Обговорив ещё кое-какие менее важные дела, воеводы стали собираться в путь. Каждый заторопился в свой лагерь.

– А Енкалыча усовестить нать! – сказал на прощанье Потёмкин. – Мы православных от нехристей ослобонить идём, а не притеснять и обиды им чинить! Втолкуй енто в его стоеросовую башку!

– Потолкую с Челищевым, – пообещал Пушкин.

– А не отстанет от разбоя – пиши прямо великому государю. – Нам тати в войске не надобны!

– Истинно так! – неторопливо взбираясь на вороного коня подтвердил суждение товарища по оружию Олонецкий воевода.

15

Разновидность шапки.

16

Короткий плащ с несшитыми в боках полами и широкими короткими рукавами, имел спереди разрез и застёгивался на пуговицы. Наручи – металлические выгнутые пластины, закрывавшие руку от кисти до локтя. Бутурлыки – сапоги, покрытые металлическими пластинами наподобие чешуи, закрывали ногу всадника от колена до подъёма.

17

На русских пирах того времени полагалось как можно больше есть и пить – в этом проявлялось уважение к хозяину.
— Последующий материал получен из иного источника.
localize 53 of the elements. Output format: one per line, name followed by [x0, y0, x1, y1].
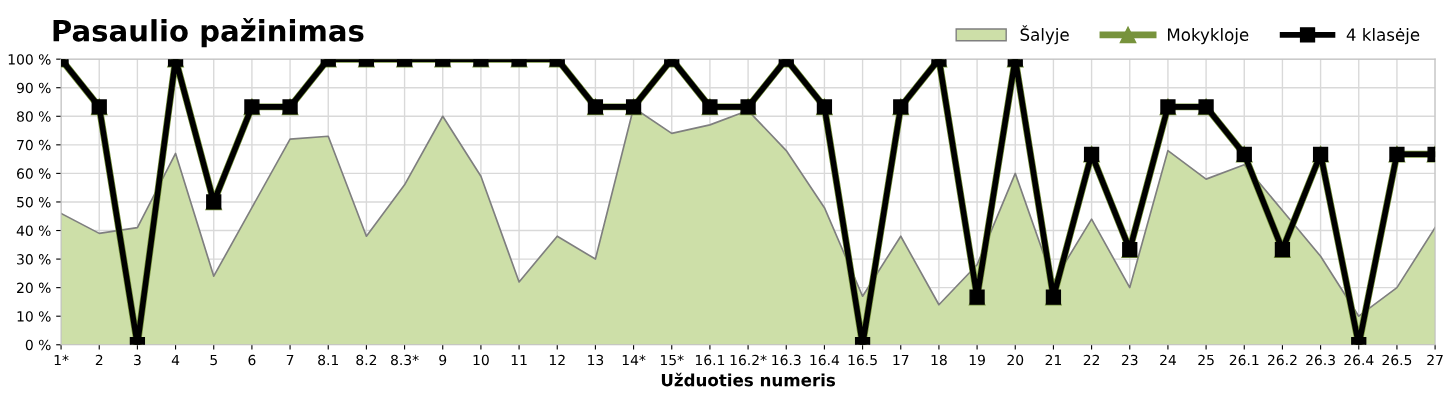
x-tick-label: 4	[171, 354, 180, 366]
chart-title: Pasaulio pažinimas	[53, 17, 364, 48]
x-tick-label: 18	[931, 354, 947, 366]
x-tick-label: 22	[1083, 354, 1100, 366]
x-axis-title: Užduoties numeris	[661, 372, 836, 387]
y-tick-label: 20 %	[17, 282, 51, 294]
y-tick-label: 0 %	[25, 339, 51, 351]
x-tick-label: 10	[473, 354, 489, 366]
x-tick-label: 9	[439, 354, 447, 366]
x-tick-label: 26.3	[1306, 354, 1335, 366]
x-tick-label: 14*	[622, 354, 646, 366]
x-tick-label: 8.2	[356, 354, 377, 366]
x-tick-label: 21	[1045, 354, 1061, 366]
y-tick-label: 90 %	[16, 82, 51, 94]
y-tick-label: 30 %	[17, 254, 51, 265]
x-tick-label: 26.1	[1229, 354, 1259, 366]
x-tick-label: 16.1	[695, 354, 725, 366]
legend-label: Mokykloje	[1167, 28, 1249, 45]
y-tick-label: 80 %	[17, 111, 51, 122]
x-tick-label: 23	[1121, 354, 1138, 366]
x-tick-label: 12	[549, 354, 565, 366]
x-tick-label: 26.5	[1382, 354, 1412, 366]
legend-label: Šalyje	[1020, 25, 1069, 45]
x-tick-label: 26.2	[1267, 354, 1297, 366]
x-tick-label: 26.4	[1344, 354, 1374, 366]
y-tick-label: 60 %	[17, 168, 51, 179]
x-tick-label: 11	[511, 354, 527, 366]
x-tick-label: 1*	[54, 354, 69, 366]
x-tick-label: 17	[893, 354, 909, 366]
x-tick-label: 6	[248, 354, 256, 366]
x-tick-label: 16.3	[772, 354, 801, 366]
x-tick-label: 8.3*	[391, 354, 419, 366]
x-tick-label: 25	[1198, 354, 1214, 366]
x-tick-label: 2	[95, 354, 103, 366]
x-tick-label: 5	[210, 354, 217, 366]
y-tick-label: 70 %	[17, 139, 51, 151]
y-tick-label: 10 %	[17, 311, 51, 322]
y-tick-label: 40 %	[16, 225, 51, 236]
x-tick-label: 7	[286, 354, 294, 366]
x-tick-label: 15*	[660, 354, 684, 366]
x-tick-label: 3	[134, 354, 141, 366]
y-tick-label: 100 %	[8, 54, 51, 65]
x-tick-label: 16.4	[810, 354, 840, 366]
x-tick-label: 27	[1427, 354, 1443, 366]
x-tick-label: 13	[588, 354, 604, 366]
x-tick-label: 24	[1160, 354, 1176, 366]
legend-label: 4 klasėje	[1346, 28, 1420, 45]
x-tick-label: 16.5	[848, 354, 877, 366]
x-tick-label: 16.2*	[730, 354, 767, 366]
x-tick-label: 19	[969, 354, 985, 366]
x-tick-label: 8.1	[318, 354, 338, 366]
y-tick-label: 50 %	[17, 196, 51, 208]
x-tick-label: 20	[1007, 354, 1024, 366]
Пить полагалось «полным горлом» – отхлебывать вино, пиво, брагу, мед считалось неприличным.

18

Речь идёт об обороне Корелы от шведов в 1610–1611 годов.

19

Так называли офицеров новых полков и стрелецких голов, полуголов, сотников.

20

К урядникам относились сержанты, капралы и ефрейторы новых полков, стрелецкие пятидесятники и десятники.

21

На севере погостом называли село с церковью и кладбищем при ней. Погост, как административная единица, состоял из села с церковью (центра), окруженного мелкими селами и деревнями.

22

Крестьяне – католики и лютеране.

23

В 1647 году в России был выпущен первый печатный Устав «Учение и хитрость ратного строя пехотных людей», служивший руководством для обучения строевой службе. Представлял собой в основном перевод военных законов Священной Римской империи, составленных в 1615 году. Военных дел касались главы VII, VIII, XXIII и XXIV Соборного Уложения 1649 года.